The urban place should also set up measures to regulate substance use. This can be done for example through banning the use of hard drugs such as cocaine and heroin which in are highly addictive. Peddlers should also be arrested. Other measures include providing employment opportunities to the youths in the urban centres to avoid being idle. Adopting of regulative and caring cultures in the cities will also play a crucial part in preventing drug use. Drug prescribers should also be inspected to ensure that they are competent enough to prescribe the right quantity of medicine to their buyer. This would prevent cases of misuse of the over-the-counter drugs. Also, protective cultures which do not allow for drug use and immoral behaviours should be adopted instead to set values which regulate drug use.

Various desirable treatments are however available to counteract these drug effect on the urban gay culture (Wright, 2000, p. 665). Treatment centres such as rehabilitation centres, ambulatory out-patient services, and detoxification and non-alcoholic programs have been widely encouraged and set up in the cities to aid in preventing and treating drug-related problems. Additionally, these programs are also in the forefront in raising awareness against substance use. This is core in ensuring that youths refrain from drug use.


In conclusion, it is evident that drug use has been rampant over the decades especially in the urban areas especially due to the permissive cultures which allow for drug use provide the users are having fun and enjoying. Drug abuse is also widespread in towns due to the high rates of unemployment as well as an increase in stress and personal problems. The effects of drug consumption are also major and include addiction, deaths, psychological, physical and emotional changes which hinder normalcy. However, treatment facilities can be set up in the urban areas to help in preventing and treating problems associated with drug use. The effects can also be reduced through setting up laws and regulations aimed at reducing or banning the supply of drugs to the cities.


Goode, E., 1989. Drugs in American society. New York: Knopf.
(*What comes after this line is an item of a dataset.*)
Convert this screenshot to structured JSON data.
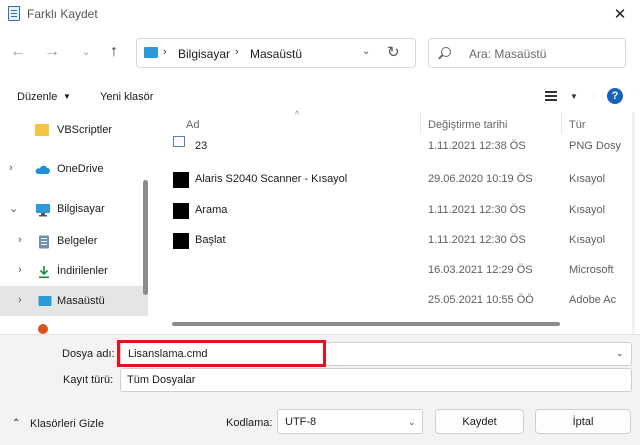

Degenhardt, L. and Hall, W., 2012. The extent of illicit drug use and dependence, and their contribution to the global burden of disease. The Lancet379(9810), pp.55-70.

Newcomb, M.D., Maddahian, E. and Bentler, P.M., 1986. Risk factors for drug use among adolescents: concurrent and longitudinal analyses. American journal of public health76(5), pp.525-531.

Johnston, L.D., 2010. Monitoring the future: National survey results on drug use, 1975-2008: Volume II: College students and adults ages 19-50. Diane Publishing.

McKirnan, D.J. and Peterson, P.L., 1989. Alcohol and drug use among homosexual men and women: Epidemiology and population characteristics. Addictive Behaviors14(5), pp.545-553.

Wright, N., 2000. Treatment of drug users. The British Journal of General Practice50(457), p.665.